Hundreds of Anwar supporters had gathered outside the court since before the ruling, chanting “Reformasi!” the longtime clarion call of the movement to unseat the country’s 58-year-old government, and “Free Anwar!”.
They were watched warily by a security cordon around the court building manned by scores of police, as mounted police on horseback also patrolled.
There were no immediate signs of unrest.
It marks the second sodomy conviction for Anwar in a career marked by sharp ups and downs.
He was a popular top leader of the ruling United Malays National Organisation (UMNO) until his sensational ouster in a bitter 1998 power struggle.
Arrested and beaten by police, his spent six years in prison on earlier sodomy and corruption charges.
The case was widely viewed as tainted by politics and the sodomy conviction was eventually thrown out.
– ‘Overwhelming evidence’ –
With Anwar now leading the opposition, its three-party coalition has threatened to unseat UMNO, one of the world’s longest-ruling governments.
But the alliance is flirting with possible break up over deep policy and personality differences, and Anwar’s removal from the fray could sow further disarray.
UMNO has a history of using police and judicial organs to pressure opponents.
The current charges were filed in 2008 shortly after Anwar led the opposition to the first of two historic general election showings.
He was acquitted in 2012, but an appeals court controversially overturned that last March, convicting Anwar and sentencing him to five years. He had been free pending his own appeal until Tuesday’s ruling.

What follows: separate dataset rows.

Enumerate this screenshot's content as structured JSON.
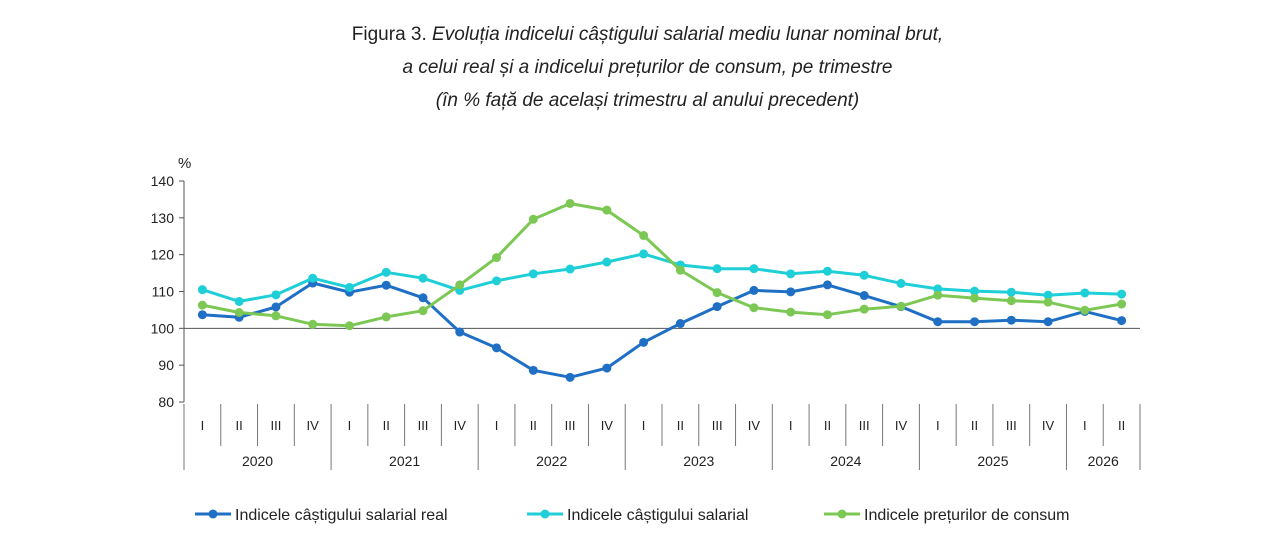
{
  "title": {
    "prefix": "Figura 3.",
    "line1": "Evoluția indicelui câștigului salarial mediu lunar nominal brut,",
    "line2": "a celui real și a indicelui prețurilor de consum, pe trimestre",
    "line3": "(în % față de același trimestru al anului precedent)"
  },
  "chart_data": {
    "type": "line",
    "ylabel": "%",
    "ylim": [
      80,
      140
    ],
    "yticks": [
      80,
      90,
      100,
      110,
      120,
      130,
      140
    ],
    "quarters": [
      "I",
      "II",
      "III",
      "IV",
      "I",
      "II",
      "III",
      "IV",
      "I",
      "II",
      "III",
      "IV",
      "I",
      "II",
      "III",
      "IV",
      "I",
      "II",
      "III",
      "IV",
      "I",
      "II",
      "III",
      "IV",
      "I",
      "II"
    ],
    "years": [
      {
        "label": "2020",
        "count": 4
      },
      {
        "label": "2021",
        "count": 4
      },
      {
        "label": "2022",
        "count": 4
      },
      {
        "label": "2023",
        "count": 4
      },
      {
        "label": "2024",
        "count": 4
      },
      {
        "label": "2025",
        "count": 4
      },
      {
        "label": "2026",
        "count": 2
      }
    ],
    "legend_position": "bottom",
    "series": [
      {
        "name": "Indicele câștigului salarial real",
        "color": "#1f6fc5",
        "values": [
          103.7,
          103.0,
          105.8,
          112.3,
          109.8,
          111.7,
          108.3,
          99.0,
          94.7,
          88.6,
          86.7,
          89.2,
          96.2,
          101.3,
          105.9,
          110.3,
          109.9,
          111.8,
          108.9,
          105.9,
          101.8,
          101.8,
          102.2,
          101.8,
          104.6,
          102.1
        ]
      },
      {
        "name": "Indicele câștigului salarial",
        "color": "#1fcfd8",
        "values": [
          110.5,
          107.3,
          109.1,
          113.6,
          111.1,
          115.2,
          113.6,
          110.3,
          112.9,
          114.8,
          116.1,
          118.0,
          120.2,
          117.2,
          116.2,
          116.2,
          114.8,
          115.5,
          114.4,
          112.2,
          110.7,
          110.1,
          109.8,
          109.0,
          109.6,
          109.3
        ]
      },
      {
        "name": "Indicele prețurilor de consum",
        "color": "#7dc855",
        "values": [
          106.3,
          104.3,
          103.4,
          101.1,
          100.7,
          103.1,
          104.8,
          111.8,
          119.2,
          129.6,
          133.9,
          132.1,
          125.2,
          115.8,
          109.7,
          105.6,
          104.4,
          103.7,
          105.2,
          106.0,
          109.0,
          108.2,
          107.5,
          107.1,
          104.9,
          106.6
        ]
      }
    ]
  }
}
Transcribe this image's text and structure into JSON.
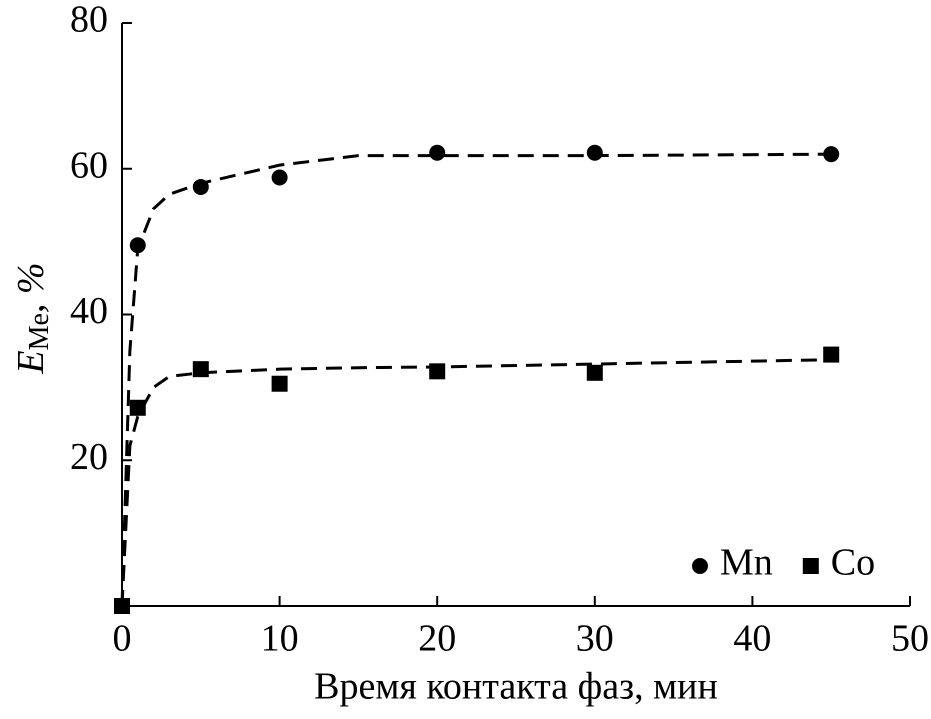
{
  "chart_data": {
    "type": "scatter",
    "xlabel": "Время контакта фаз, мин",
    "ylabel": {
      "main": "E",
      "sub": "Me",
      "suffix": ", %"
    },
    "xlim": [
      0,
      50
    ],
    "xticks": [
      0,
      10,
      20,
      30,
      40,
      50
    ],
    "ylim": [
      0,
      80
    ],
    "yticks": [
      20,
      40,
      60,
      80
    ],
    "legend": "lower right",
    "x": [
      0,
      1,
      5,
      10,
      20,
      30,
      45
    ],
    "trend_x": [
      0,
      0.5,
      1,
      2,
      3,
      5,
      10,
      15,
      20,
      30,
      45
    ],
    "series": [
      {
        "name": "Mn",
        "color": "#000000",
        "marker": "circle",
        "values": [
          0,
          49.5,
          57.5,
          58.8,
          62.2,
          62.2,
          62.0
        ],
        "trend": [
          0,
          35,
          49,
          54.5,
          56.5,
          58,
          60.5,
          61.8,
          61.8,
          61.8,
          62
        ]
      },
      {
        "name": "Co",
        "color": "#000000",
        "marker": "square",
        "values": [
          0,
          27.2,
          32.5,
          30.5,
          32.2,
          32.0,
          34.5
        ],
        "trend": [
          0,
          22,
          26,
          30,
          31.5,
          32,
          32.5,
          32.7,
          32.8,
          33.2,
          33.8
        ]
      }
    ]
  }
}
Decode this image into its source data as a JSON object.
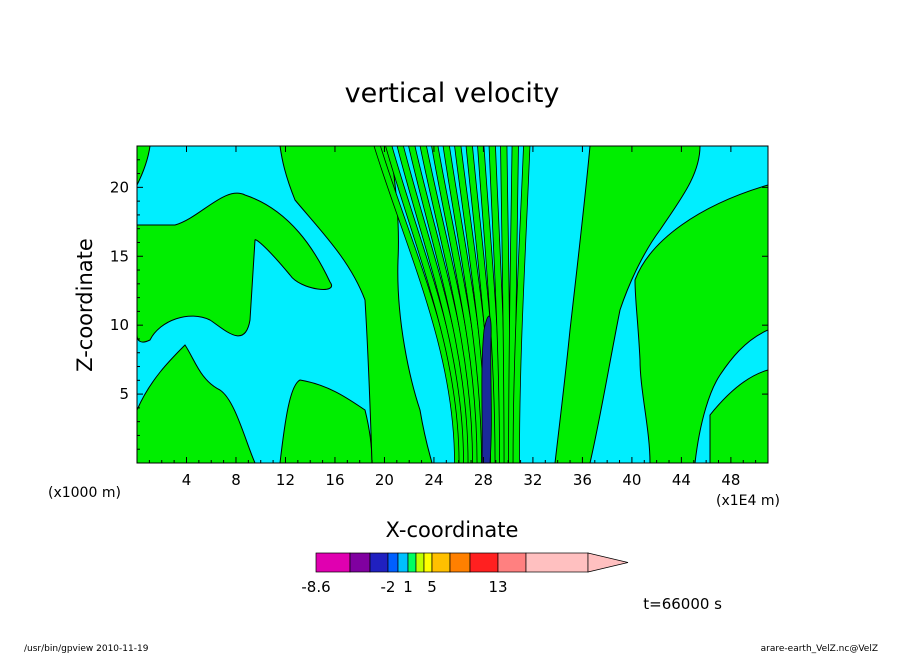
{
  "chart_data": {
    "type": "heatmap",
    "title": "vertical velocity",
    "xlabel": "X-coordinate",
    "ylabel": "Z-coordinate",
    "x_unit": "(x1E4 m)",
    "y_unit": "(x1000 m)",
    "xlim": [
      0,
      51
    ],
    "ylim": [
      0,
      23
    ],
    "x_ticks": [
      4,
      8,
      12,
      16,
      20,
      24,
      28,
      32,
      36,
      40,
      44,
      48
    ],
    "y_ticks": [
      5,
      10,
      15,
      20
    ],
    "time_label": "t=66000 s",
    "colorbar": {
      "colors": [
        "#e000b0",
        "#8000a0",
        "#2020c0",
        "#0060ff",
        "#00c0ff",
        "#00ff60",
        "#c0ff00",
        "#ffff00",
        "#ffc000",
        "#ff8000",
        "#ff2020",
        "#ff8080",
        "#ffc0c0"
      ],
      "tick_labels": [
        "-8.6",
        "-2",
        "1",
        "5",
        "13"
      ],
      "tick_bounds": [
        0,
        3,
        5,
        8,
        11
      ],
      "extend": "max"
    },
    "field": {
      "background_color": "#00eeff",
      "positive_color": "#00ee00",
      "strong_negative_color": "#1a2a9a",
      "contour_color": "#000000"
    }
  },
  "footer": {
    "left": "/usr/bin/gpview   2010-11-19",
    "right": "arare-earth_VelZ.nc@VelZ"
  }
}
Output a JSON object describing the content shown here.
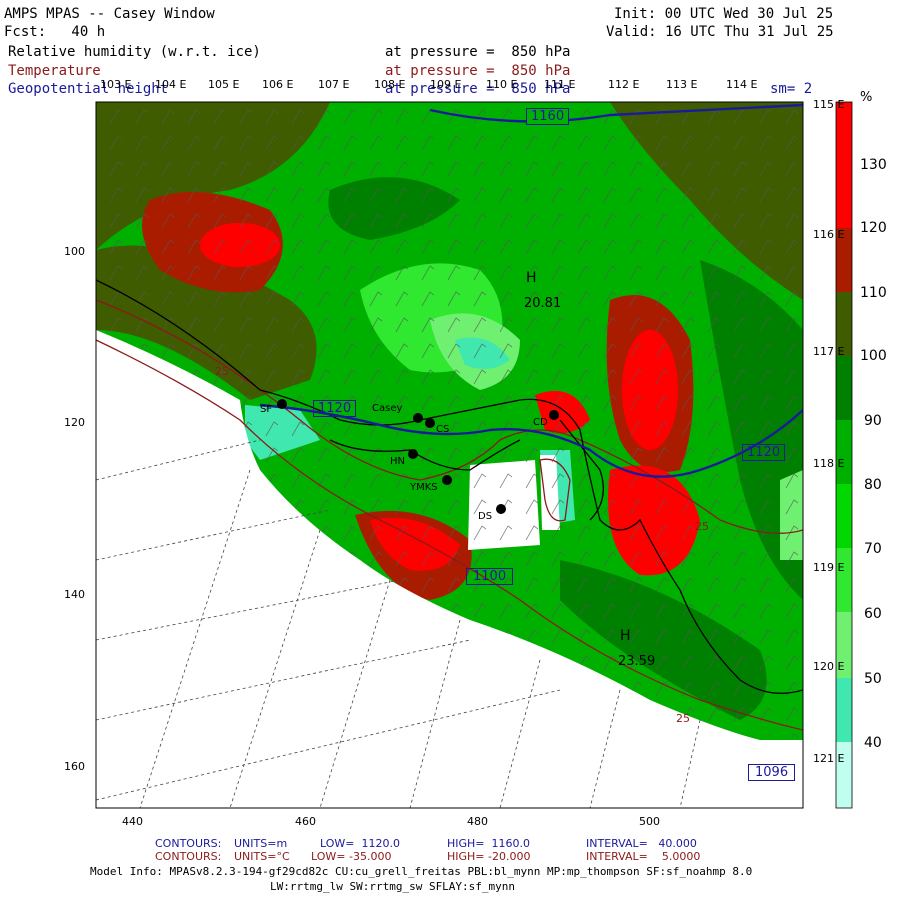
{
  "header": {
    "title": "AMPS MPAS -- Casey Window",
    "forecast": "Fcst:   40 h",
    "init": "Init: 00 UTC Wed 30 Jul 25",
    "valid": "Valid: 16 UTC Thu 31 Jul 25",
    "field1_name": "Relative humidity (w.r.t. ice)",
    "field1_level": "at pressure =  850 hPa",
    "field2_name": "Temperature",
    "field2_level": "at pressure =  850 hPa",
    "field3_name": "Geopotential height",
    "field3_level": "at pressure =  850 hPa",
    "smoothing": "sm= 2"
  },
  "map": {
    "x_ticks": [
      "440",
      "460",
      "480",
      "500"
    ],
    "y_ticks": [
      "100",
      "120",
      "140",
      "160"
    ],
    "lon_labels_top": [
      "103 E",
      "104 E",
      "105 E",
      "106 E",
      "107 E",
      "108 E",
      "109 E",
      "110 E",
      "111 E",
      "112 E",
      "113 E",
      "114 E"
    ],
    "lon_labels_right": [
      "115 E",
      "116 E",
      "117 E",
      "118 E",
      "119 E",
      "120 E",
      "121 E"
    ],
    "stations": [
      "SF",
      "Casey",
      "CS",
      "HN",
      "YMKS",
      "DS",
      "CD"
    ],
    "height_contours": [
      "1160",
      "1120",
      "1120",
      "1100",
      "1096"
    ],
    "temp_labels": [
      "25",
      "25",
      "25"
    ],
    "highs": [
      {
        "symbol": "H",
        "value": "20.81"
      },
      {
        "symbol": "H",
        "value": "23.59"
      }
    ]
  },
  "colorbar": {
    "unit": "%",
    "labels": [
      "130",
      "120",
      "110",
      "100",
      "90",
      "80",
      "70",
      "60",
      "50",
      "40"
    ],
    "colors": [
      "#ff0000",
      "#ff0000",
      "#aa1c00",
      "#405c00",
      "#008000",
      "#00b000",
      "#00d800",
      "#30e830",
      "#70f070",
      "#40e8b0",
      "#c0fff0"
    ]
  },
  "footer": {
    "contours1_label": "CONTOURS:",
    "contours1_units": "UNITS=m",
    "contours1_low": "LOW=  1120.0",
    "contours1_high": "HIGH=  1160.0",
    "contours1_interval": "INTERVAL=   40.000",
    "contours2_label": "CONTOURS:",
    "contours2_units": "UNITS=°C",
    "contours2_low": "LOW= -35.000",
    "contours2_high": "HIGH= -20.000",
    "contours2_interval": "INTERVAL=    5.0000",
    "model_info": "Model Info: MPASv8.2.3-194-gf29cd82c CU:cu_grell_freitas PBL:bl_mynn MP:mp_thompson SF:sf_noahmp 8.0",
    "model_info2": "LW:rrtmg_lw SW:rrtmg_sw SFLAY:sf_mynn"
  }
}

“We have overwhelming evidence that (Saiful) was sodomised,” Arifin said in his judgement.
He also said Anwar’s allegations of a political conspiracy “remain unsubstantiated”.
Malaysia’s handling of the case has drawn international criticism, including from the United States, which has said it raised concerns over the rule of law.
UMNO has dominated multi-ethnic Malaysia since independence in 1957.
But Anwar’s opposition Pakatan Rakyat (People’s Pact) alliance nearly took power in 2013 elections on pledges to dismantle UMNO’s authoritarian rule and crony capitalism, and to reform discriminatory policies favouring the ethnic Malay majority.